Where it can't be avoided is if agriculture is simply an inevitable consequence of increases in human group size and the quality of the human toolkit, almost any plants will do, and no specific climatic shift was required. In that case, sophistication of HG cultures is probably capped to those that it was capped at in our world, in that once the toolkit becomes sophisticated to a certain level, and this happens outside extremely inhospitable cold and hot deserts, then agriculture becomes really inevitable.

(The same applies for animals and stock raising, though in that case, I would say it seems a good bit more tenable that particular animals were required, as the ubiquity of animal domestication is much less...)
 
Complexity of civilization usual depend on population size. Population size depend on access to food. So you need a h-g culture with access to large amount of food one place either the entire year or for a period annual, which would make a large number of people willing to migrate to the same place. Another effective way to increase carriage capacity are a culture able to have larger hunting and gartnering grounds, in a pre-domestication society this means boats. The problem with a society like this are if you keep people sedentary long enough, they will develop some kind of agriculture, simply by them removing first the non-food plants for fuel, then the plants which gives the least food, so fundamental yo goes from a hunter-gartnering society to a hunter-gardening society and at some point you will end up domesticate some animals too, and you're going down the road to agriculture.
 

Infinity

Banned
China used spear tips made out of jade in hunter-gather times. I'd look there for the greatest complexity.

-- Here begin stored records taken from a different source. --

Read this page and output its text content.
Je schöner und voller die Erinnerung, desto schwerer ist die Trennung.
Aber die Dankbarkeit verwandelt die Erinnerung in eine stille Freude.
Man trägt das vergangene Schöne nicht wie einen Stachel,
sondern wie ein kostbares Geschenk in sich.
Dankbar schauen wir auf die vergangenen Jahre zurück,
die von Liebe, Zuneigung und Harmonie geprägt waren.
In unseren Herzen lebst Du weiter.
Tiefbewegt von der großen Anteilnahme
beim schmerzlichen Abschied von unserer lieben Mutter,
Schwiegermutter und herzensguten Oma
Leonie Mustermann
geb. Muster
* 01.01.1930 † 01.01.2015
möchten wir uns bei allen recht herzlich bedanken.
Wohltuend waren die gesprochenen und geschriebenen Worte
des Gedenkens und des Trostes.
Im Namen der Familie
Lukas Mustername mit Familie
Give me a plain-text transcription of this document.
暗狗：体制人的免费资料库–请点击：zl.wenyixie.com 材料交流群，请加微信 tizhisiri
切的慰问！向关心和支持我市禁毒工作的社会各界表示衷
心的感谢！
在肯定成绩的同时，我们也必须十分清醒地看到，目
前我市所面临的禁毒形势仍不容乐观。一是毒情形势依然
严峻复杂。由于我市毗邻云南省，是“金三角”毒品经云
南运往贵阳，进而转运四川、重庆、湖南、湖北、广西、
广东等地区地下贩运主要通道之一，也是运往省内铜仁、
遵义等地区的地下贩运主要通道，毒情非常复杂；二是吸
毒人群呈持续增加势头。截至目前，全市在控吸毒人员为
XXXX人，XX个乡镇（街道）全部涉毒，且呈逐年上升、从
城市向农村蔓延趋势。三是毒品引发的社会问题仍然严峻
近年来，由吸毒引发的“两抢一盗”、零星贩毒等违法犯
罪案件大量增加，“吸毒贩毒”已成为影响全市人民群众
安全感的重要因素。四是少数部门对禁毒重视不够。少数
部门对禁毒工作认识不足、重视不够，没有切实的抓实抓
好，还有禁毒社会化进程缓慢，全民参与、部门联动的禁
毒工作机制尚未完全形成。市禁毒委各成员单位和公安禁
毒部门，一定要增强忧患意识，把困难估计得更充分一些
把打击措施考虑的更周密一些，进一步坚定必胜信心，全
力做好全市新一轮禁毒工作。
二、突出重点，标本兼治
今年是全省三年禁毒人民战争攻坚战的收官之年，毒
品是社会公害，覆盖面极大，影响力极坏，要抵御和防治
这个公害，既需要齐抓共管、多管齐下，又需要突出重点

Source: The Art Institute of Chicago
 

RousseauX

Donor
From what I understand you can basically get a small city with hunter-gather in an abundant enough enviroment (several thousand people living in the same place all year-round)

there's also a thin line btwn hunter-gatherer and farmer sometimes, even hunter gathers nomads will, for instance, do stuff like try to remove barriers and obstructions for berry bush/tree growth when they leave a spot for the winter so they get a better "harvest" when they come back next spring
 
If fishing count as hunting gathering, then how about a culture with highly developed sea fishing technology (sail, big nets, large boats) and acess to prime fish populations would be a good way to go.
 
Probably the best candidates for advanced hunter-gatherer cities are along trade bottlenecks/hubs. Especially along a strait or isthmus where trade can be monopolized leading to an accumulation of wealth generated far away.

Such candidates include:
1. central america if a robust land-based trade can develop between mesoamerica amd the andes
2. derbent as the gateway between the steppe and the iranian plateau/middle east
3. the strait of gibraltar
4. egypt (sepficially the nile delta/sinai) before seafaring technology allows crossing of the mediterranean/red sea
 
Would the Scythians, Huns, or Mongols count?

Pastoralism is not hunting / gathering. All three were nomadic / semi-nomadic steppe pastoralists. Their livelihood was derived from herds of semi-domesticated horses, sheep and goats, with some hunting. Hunters and Gatherers do not rely on domesticated animals or plants for their food. Even then, all three cultures likely supplemented their diets with foraging, but they were not rooted in foraging.

A good contemporary example of a cluster of highly complex hunter-gatherer societies would be, as others have said the Pacific Northwest Cultures. Kwakiutl, Haida, Tlingit, Coast Salish etc.
 
Has anyone done a Jomon/Emishi TL? Because if so I'd love to read it.

How did Jomon society look like, though? Even though they've been compared to the peoples of the Pacific Northwest, while we know a lot about said peoples - for example, they mostly were matrilineal societies that, unlike most other hunter-gatherer groups, were not egalitarian but had distinct social classes - I've looked for information about the Jomon but most of what it's written about them's related to pottery.